По словам того же Жеффруа, «особенным даром расположить к себе Сезанна обладал Клемансо, у которого имелся неиссякаемый запас шуток и острот».

Впрочем, однажды Сезанн, поглаживая свои роскошные светлые усы, сделал такое признание:

«Я бы никогда не смог стать сторонником Клемансо. Почему? Потому что я слишком слаб, а он не сможет меня защитить. Защитить меня может только Церковь!»

Непостижимый Сезанн… Ведь именно ему принадлежит заявление: «Чтобы удивить Париж, мне достаточно одного яблока».

Непредсказуемый Сезанн… Как-то утром, никого не предупредив, он просто-напросто испарился из Живерни, оставив в гостинице Боди все свои незаконченные полотна.

«Моя мать бросилась к Моне, чтобы рассказать ему, что случилось. Он пожал плечами, словно говоря, что отказывается что-либо понимать. „Но что же мне делать с холстами, которые он оставил? — волновалась она. — Он ведь мне за них заплатил, и за подрамники заплатил!“ Тогда г-н Моне ей сказал: „Пришлите их сюда. Я займусь тем, чтобы их ему вернуть“»[128].

Сезанн неожиданно покинул Живерни едва ли не в тот же самый день, когда в Париже разгорелось дело Дрейфуса. Этого артиллерийского капитана обвинили в сообщничестве с Германией Вильгельма II. Действительно, в корзинке для бумаг военного атташе посольства обнаружили записку, в которой говорилось об отправке немцам нескольких документов первостепенной важности. И почерк удивительным образом напоминал руку г-на Дрейфуса! «Я невиновен!» — громко заявил капитан 14-го артиллерийского полка.

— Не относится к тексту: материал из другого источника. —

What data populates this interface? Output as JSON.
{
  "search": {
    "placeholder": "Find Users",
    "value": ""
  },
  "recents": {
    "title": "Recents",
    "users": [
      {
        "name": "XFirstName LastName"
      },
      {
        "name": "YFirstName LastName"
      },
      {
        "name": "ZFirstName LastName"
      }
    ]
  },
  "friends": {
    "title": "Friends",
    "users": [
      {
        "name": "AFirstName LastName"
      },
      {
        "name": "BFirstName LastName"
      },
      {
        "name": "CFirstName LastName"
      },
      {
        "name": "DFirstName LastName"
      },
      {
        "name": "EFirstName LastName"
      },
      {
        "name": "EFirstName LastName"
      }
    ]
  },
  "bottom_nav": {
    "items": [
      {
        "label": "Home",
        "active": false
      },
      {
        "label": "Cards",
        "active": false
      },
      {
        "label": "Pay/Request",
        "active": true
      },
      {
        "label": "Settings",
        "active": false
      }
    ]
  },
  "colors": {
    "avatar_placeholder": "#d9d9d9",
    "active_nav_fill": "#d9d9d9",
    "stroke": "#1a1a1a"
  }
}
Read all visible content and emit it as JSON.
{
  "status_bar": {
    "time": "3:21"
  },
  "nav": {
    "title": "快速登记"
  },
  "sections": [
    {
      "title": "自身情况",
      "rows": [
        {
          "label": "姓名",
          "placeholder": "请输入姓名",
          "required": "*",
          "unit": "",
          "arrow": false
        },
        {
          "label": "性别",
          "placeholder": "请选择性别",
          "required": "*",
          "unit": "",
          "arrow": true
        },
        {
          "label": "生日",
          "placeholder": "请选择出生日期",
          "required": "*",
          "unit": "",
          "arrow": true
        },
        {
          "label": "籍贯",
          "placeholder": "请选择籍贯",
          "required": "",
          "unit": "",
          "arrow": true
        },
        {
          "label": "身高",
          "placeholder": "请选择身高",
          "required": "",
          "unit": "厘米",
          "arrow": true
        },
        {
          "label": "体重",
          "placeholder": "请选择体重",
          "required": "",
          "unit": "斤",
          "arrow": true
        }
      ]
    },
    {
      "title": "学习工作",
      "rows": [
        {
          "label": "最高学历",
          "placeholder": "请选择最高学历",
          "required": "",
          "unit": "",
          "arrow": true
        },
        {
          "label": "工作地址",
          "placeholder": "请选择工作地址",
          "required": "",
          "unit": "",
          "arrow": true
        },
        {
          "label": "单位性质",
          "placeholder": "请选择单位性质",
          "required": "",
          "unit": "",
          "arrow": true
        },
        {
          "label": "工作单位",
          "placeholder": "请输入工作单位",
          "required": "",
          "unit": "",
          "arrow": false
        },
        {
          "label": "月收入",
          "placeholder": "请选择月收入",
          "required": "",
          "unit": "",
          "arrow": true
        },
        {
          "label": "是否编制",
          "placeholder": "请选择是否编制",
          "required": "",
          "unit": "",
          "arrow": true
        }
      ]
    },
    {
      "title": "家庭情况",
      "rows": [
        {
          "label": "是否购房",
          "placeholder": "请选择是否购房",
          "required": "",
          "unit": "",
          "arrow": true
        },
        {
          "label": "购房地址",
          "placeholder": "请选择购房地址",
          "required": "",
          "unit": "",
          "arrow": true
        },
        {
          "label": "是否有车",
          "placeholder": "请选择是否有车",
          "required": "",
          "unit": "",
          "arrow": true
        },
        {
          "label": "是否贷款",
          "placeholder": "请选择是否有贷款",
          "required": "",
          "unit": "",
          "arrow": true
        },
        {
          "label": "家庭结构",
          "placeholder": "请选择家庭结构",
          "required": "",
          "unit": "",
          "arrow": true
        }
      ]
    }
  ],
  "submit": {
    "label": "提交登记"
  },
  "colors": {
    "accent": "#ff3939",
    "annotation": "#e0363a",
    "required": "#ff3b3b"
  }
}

Но его голос стал гласом вопиющего в пустыне. Военный трибунал назначил судебное разбирательство. Закрытый процесс начался 19 декабря. Судьи совещались недолго. Дрейфус был лишен военного звания и осужден на вечную ссылку. В Гвиану его, предателя!

Вскоре Золя и Клемансо, убежденные в невиновности несчастного Дрейфуса, затеяли шумную кампанию в его поддержку. Моне в принципе одобрил их действия, правда, без особенного энтузиазма. Обитателя Живерни волновали совсем другие проблемы. Поглаживая свою густую бороду, в которой уже начали мелькать седые волоски, он объявил:

— В будущем году буду писать снег. Я еду в Норвегию!

Впрочем, он не торопился с отъездом до тех пор, пока не получил возможность обнять малышей Сюзанны и Теодора Батлер — кроху Джеймса (он же Джимми) и его новорожденную сестричку, которую в честь бабушки нарекли Алисой, но чаще всего называли Лили.